Contractor Seeks Price Increase of Waste Disposal in Mashpee

MASHPEE – The Town of Mashpee will soon be paying more for the removal of its solid waste.

Selectmen recently agreed to a renegotiate with contractor New Bedford Waste Services after the company’s president, Michael Camara, delivered a grim outlook for municipal solid waste disposal on November 4.

The presentation followed a letter sent to the town in August, which indicated the company was exercising an “Uncontrollable Circumstances” clause in the current contract to increase the price for solid waste removal to $75 per ton.

Mashpee is in the fifth year of a 20 year contact with NBWS and is paying $66 per ton this year.

Camara said the price increase is due to diminishing capacity for disposal within the state and a reduction of overseas recycling markets.

He said the issues are occurring due to a policy adopted by the state about two decades ago that banned the expansion of waste-to-energy facilities.

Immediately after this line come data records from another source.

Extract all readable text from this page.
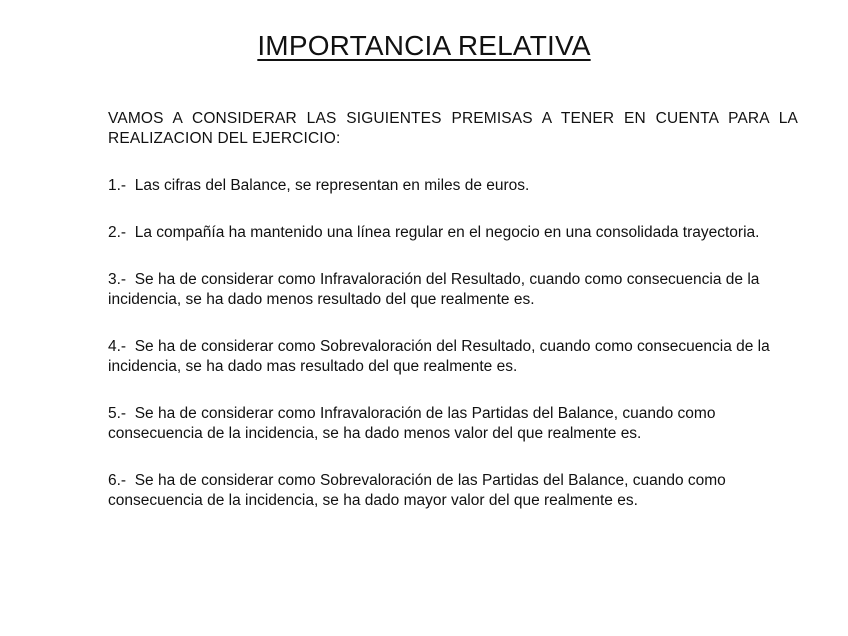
IMPORTANCIA RELATIVA

VAMOS A CONSIDERAR LAS SIGUIENTES PREMISAS A TENER EN CUENTA PARA LA REALIZACION DEL EJERCICIO:

1.- Las cifras del Balance, se representan en miles de euros.

2.- La compañía ha mantenido una línea regular en el negocio en una consolidada trayectoria.

3.- Se ha de considerar como Infravaloración del Resultado, cuando como consecuencia de la incidencia, se ha dado menos resultado del que realmente es.

4.- Se ha de considerar como Sobrevaloración del Resultado, cuando como consecuencia de la incidencia, se ha dado mas resultado del que realmente es.

5.- Se ha de considerar como Infravaloración de las Partidas del Balance, cuando como consecuencia de la incidencia, se ha dado menos valor del que realmente es.

6.- Se ha de considerar como Sobrevaloración de las Partidas del Balance, cuando como consecuencia de la incidencia, se ha dado mayor valor del que realmente es.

The state’s goal was to increase recycling.

The Department of Environmental Protection’s solid waste master plan in 2000 included a goal of recycling 46 percent of solid waste. The current rate, according to NBWS is around 23 percent.

There was also a goal to reduce solid waste by 90 percent through recycling by 2050.

ABC Disposal Services Inc., which is the parent company of New Bedford Waste Services, planned to handle recycling and municipal solid waste at a Zero Waste Facility it constructed in Rochester.

The process would have included creating fuel briquettes with materials that could not be recycled.

Those briquettes would have been sold to biomass plants in New Hampshire, but the state discontinued issuing renewable energy credits causing the plants to shut down.

China also decided a few years ago that it no longer wanted to import recycled materials and are at 25-year lows.

Camara said the value of recycled materials has drastically decreased over the past few decades. The price of cardboard at one point was up to over $300 per ton about 15 years ago, according to Camara, and is now down to about $30 per ton.

Town Manager Rodney Collins will re-evaluate and renegotiate terms of the contract over the next few weeks with NBWS officials.

The town’s rate will remain the same for the remainder of the year, but Camara said an increase upwards of 20 percent is needed for the company to continue to operate.

Selectmen chair Andrew Gottlieb said it does not make sense for the town to continue the same disposal practices if the cost is just going to increase.

“Everything you tell us is that our municipal solid waste and our disposal practices don’t work anymore in the world we live in,” Gottlieb said.

“To me it is insane for us to continue to just pay more to do the same thing in a more constrained environment that doesn’t allow us to get rid of the same waste.”

He said to continue the current disposal practices the town would need to raise sticker fees or increase the contribution from the general fund.

“We need to have a real serious conversation about what we are doing with trash and stop having trash be the sacred cow that we can’t touch and not price according to what it costs to get rid of this stuff,” Gottlieb said.

Selectman Thomas O’Hara agreed and said the town needs to have a conversation about waste disposal.

Selectmen were also not happy with how NBWS went about presenting the price increase with the letter sent in August.

“I don’t think anybody wants to see Mr. Camara and this business go out of business,” O’Hara said. “But you need to come back with a better proposal than this and the demand letter. That’s not the way this works. We didn’t do anything wrong.”

O’Hara said the current system for waste disposal doesn’t work.

Gottlieb said communities that have Pay As You Throw pricing have recycling rates that meet or exceed state goals.

“Towns like ours where it is just do what you want and there is no pricing signal, our recycling rate is pretty much what the state average is, which is well below the goal,” Gottlieb said.

“It’s not rocket science. If you incentivize people to dispose of less waste, they will dispose of less waste.”